“How are you?” my great-aunt asks, pouring tea from a big clay pot.

She looks at me with curiosity; a wall of dim sum steamers between us.

 I want to tell her about the woman who broke my heart.

But I know “How are you?’’ means

“Tell me how you are in the least controversial way.”

Her chopsticks clink against her bowl, and I am reminded of how easily it could

shatter. My dad once told me not to be a bull in a china shop.

 “Go delicately; watch where you step.”

A bull, a mantis, and a gay girl walk into an Asian restaurant

The Western part of me is screaming. I want to tear

through the table—turn it upside down with my

horns.

This is the part of me that wants chaos and blood.

The part I keep hidden.

My great-aunt pours us more tea, and I notice the watercolor stems on the pot—

how they’re as thin and papery as her veins.

If the bull is let loose, it would tear right through her.

Go delicately; watch where you step.

“How are you?” she asks. I rein in the bull, pat its grizzly head. Leaning into its

neck, I whisper, not every place is your battleground.

Here, I must move softly; an Asian mantis gliding through a china store.

“I’ve been stressed,” I say, without going into detail.

This is my way of being authentic while causing the

least pain.

The bull squirms in its seat.
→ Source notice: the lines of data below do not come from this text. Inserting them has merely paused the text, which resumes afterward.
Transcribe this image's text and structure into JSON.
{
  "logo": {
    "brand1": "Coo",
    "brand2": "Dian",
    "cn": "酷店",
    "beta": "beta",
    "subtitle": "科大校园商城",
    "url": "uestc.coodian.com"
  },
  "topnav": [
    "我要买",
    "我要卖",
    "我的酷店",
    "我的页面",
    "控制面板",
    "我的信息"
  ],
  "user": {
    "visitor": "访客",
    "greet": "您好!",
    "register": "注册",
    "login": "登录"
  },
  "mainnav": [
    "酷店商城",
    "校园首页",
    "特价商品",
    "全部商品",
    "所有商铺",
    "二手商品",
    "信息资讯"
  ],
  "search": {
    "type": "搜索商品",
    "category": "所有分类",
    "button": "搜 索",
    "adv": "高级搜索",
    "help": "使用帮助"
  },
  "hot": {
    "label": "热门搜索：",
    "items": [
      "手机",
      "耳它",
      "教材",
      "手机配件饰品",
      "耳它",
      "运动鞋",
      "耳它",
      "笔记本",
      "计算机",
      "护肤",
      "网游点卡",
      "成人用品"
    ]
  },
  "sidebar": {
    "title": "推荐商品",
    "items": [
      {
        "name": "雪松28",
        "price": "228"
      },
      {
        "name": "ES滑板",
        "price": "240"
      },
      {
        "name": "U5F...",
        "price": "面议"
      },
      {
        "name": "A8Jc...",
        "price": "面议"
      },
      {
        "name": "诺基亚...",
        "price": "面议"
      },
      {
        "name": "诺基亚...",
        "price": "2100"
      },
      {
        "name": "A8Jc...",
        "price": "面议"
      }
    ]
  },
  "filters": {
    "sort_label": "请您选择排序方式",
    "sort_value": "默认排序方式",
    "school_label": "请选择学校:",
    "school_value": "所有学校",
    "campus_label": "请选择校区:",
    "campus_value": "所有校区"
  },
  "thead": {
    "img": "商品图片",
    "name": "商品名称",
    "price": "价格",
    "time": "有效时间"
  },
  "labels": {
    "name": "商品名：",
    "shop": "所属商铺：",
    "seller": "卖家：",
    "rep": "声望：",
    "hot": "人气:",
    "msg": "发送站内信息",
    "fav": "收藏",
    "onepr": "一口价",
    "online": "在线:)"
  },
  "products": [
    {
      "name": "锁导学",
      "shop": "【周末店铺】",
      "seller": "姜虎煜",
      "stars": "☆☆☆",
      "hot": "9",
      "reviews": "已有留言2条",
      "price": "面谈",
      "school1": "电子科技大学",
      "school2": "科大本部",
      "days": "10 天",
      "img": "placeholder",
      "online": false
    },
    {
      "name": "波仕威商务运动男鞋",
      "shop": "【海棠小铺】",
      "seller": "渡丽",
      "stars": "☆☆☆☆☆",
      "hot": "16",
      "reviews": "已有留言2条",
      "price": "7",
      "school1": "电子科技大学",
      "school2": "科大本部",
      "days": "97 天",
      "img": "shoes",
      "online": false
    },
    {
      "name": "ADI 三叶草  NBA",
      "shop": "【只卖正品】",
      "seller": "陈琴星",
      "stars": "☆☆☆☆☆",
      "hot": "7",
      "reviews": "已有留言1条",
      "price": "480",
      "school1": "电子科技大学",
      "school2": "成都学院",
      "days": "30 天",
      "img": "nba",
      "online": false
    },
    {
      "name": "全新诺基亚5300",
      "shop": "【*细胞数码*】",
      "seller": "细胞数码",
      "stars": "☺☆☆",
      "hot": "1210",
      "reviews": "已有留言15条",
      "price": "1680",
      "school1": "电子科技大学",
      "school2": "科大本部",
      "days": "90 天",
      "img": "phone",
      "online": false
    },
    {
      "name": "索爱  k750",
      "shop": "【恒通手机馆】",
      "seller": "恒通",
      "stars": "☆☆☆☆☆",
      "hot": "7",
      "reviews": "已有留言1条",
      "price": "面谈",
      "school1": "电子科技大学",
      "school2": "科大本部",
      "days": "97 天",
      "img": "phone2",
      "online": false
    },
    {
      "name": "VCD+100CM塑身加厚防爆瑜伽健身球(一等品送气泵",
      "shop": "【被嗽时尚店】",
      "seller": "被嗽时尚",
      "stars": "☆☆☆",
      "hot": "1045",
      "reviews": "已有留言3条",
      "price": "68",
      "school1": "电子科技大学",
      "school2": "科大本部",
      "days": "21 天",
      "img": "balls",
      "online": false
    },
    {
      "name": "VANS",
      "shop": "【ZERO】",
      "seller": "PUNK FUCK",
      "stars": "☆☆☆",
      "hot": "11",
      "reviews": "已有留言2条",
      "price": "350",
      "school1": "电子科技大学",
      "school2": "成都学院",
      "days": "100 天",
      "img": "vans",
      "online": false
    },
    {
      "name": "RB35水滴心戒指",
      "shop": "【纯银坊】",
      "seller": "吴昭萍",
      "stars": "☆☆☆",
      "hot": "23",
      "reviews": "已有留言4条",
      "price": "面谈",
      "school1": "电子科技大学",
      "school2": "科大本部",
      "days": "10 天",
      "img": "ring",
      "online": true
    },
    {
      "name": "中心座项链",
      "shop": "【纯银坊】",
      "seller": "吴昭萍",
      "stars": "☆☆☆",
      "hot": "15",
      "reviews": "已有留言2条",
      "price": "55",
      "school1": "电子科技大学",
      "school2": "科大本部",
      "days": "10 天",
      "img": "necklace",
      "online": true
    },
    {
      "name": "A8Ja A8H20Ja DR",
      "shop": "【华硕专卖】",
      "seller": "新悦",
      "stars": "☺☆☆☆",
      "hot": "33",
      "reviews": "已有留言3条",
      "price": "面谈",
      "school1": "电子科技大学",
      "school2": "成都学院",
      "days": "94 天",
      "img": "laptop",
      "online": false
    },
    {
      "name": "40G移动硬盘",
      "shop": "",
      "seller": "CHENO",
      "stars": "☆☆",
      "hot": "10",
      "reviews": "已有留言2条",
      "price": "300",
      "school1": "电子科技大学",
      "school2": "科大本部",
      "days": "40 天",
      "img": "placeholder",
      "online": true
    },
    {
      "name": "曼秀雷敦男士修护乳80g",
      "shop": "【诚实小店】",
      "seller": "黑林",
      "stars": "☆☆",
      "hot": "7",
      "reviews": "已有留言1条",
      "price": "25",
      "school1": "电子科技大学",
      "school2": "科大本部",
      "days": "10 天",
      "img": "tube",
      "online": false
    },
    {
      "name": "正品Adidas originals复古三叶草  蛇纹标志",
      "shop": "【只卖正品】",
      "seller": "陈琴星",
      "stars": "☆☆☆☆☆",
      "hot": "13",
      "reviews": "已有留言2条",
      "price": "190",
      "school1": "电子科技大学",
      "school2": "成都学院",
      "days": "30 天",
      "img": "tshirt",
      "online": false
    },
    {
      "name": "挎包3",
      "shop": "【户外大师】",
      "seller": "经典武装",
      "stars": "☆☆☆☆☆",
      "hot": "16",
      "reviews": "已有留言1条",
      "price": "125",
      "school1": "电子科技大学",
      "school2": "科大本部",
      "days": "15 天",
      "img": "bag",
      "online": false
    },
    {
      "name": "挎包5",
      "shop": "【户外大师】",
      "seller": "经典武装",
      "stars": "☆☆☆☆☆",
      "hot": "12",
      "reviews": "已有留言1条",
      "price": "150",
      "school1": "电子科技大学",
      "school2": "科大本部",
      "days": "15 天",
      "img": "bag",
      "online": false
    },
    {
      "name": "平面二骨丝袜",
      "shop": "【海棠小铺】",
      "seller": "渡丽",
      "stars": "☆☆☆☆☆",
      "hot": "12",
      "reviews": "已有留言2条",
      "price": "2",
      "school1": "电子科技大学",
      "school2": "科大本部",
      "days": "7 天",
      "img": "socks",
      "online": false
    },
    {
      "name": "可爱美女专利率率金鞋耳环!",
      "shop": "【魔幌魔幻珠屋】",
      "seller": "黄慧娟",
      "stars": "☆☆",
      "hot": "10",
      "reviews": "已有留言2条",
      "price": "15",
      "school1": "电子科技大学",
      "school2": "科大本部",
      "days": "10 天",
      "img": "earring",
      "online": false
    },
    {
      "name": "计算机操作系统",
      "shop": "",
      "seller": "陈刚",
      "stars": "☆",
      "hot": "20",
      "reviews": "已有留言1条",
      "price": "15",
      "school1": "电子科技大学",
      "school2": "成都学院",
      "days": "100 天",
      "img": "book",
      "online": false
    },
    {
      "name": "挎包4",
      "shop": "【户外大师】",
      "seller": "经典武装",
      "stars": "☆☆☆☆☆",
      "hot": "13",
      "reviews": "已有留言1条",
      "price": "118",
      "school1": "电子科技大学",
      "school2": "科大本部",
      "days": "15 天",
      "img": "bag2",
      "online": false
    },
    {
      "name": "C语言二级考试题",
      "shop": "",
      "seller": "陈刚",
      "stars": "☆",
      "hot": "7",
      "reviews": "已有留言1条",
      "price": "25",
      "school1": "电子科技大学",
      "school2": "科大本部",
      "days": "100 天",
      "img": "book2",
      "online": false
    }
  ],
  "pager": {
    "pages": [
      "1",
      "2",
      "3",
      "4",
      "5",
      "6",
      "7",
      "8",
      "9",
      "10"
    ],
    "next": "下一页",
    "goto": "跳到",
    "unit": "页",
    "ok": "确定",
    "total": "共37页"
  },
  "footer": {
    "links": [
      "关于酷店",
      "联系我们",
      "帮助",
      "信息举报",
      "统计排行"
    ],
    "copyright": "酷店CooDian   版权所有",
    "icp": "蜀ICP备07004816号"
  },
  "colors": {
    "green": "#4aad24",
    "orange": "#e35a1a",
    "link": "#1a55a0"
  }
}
I picture it charging

across the restaurant—shards of glass in my lap,

bloodstains on the tablecloth.

In a rush of panic, I check on my aunt.

The bull sits quietly in a corner, breathing down her neck.

Not every place is your battleground…

And so, we lay our pieces across the table like carefully chosen mahjong tiles.

The bull smirks.

“This is the only way to make it work,” says Mantis, taking a bite of stir-

fried cabbage.

“Can you truly connect without showing your full self?” asks the bull.

I don’t know.

But I’ve been doing it my whole life.

The well of generational trauma

My parents drank from the well.

There was no baptism

or ceremony. Where I lived,

the poison was in the water.

I held my breath

as they dunked my head in,

told me to drink,

told me it would be good for me.

Our bloodline is tainted

because well-meaning elders

with loud voices and sharp hands,

never questioned

what they should have.

Grandma worries

about asbestos under the plaster,

when the poison is in our veins.

Little Me

never felt seen…

So, I get attached to

people who hurt me.

 

My lover has eyes the color

of mom’s conditional love;

a face like dad’s

disapproval.

 

Their chest echoes

like the hallway of my

childhood home.

 

I thought I escape that place.

I thought I was done healing.

But you speak, and I hear:

 

‘’Welcome back.

We missed you.

Please stay.’’

 

I guess I’m trying to recreate

my childhood, so I can have

a different ending.

 

My trauma shapeshifts

into a tall figure,

heavy eyeliner,

dressed in black.

 

They are larger than life.

An accumulation of all the

unloved parts of me.

 

They kiss me on

the forehead, and say,

‘’you are home.’’

Yes, I draw everything too.

Everything I create starts off as a raw emotion.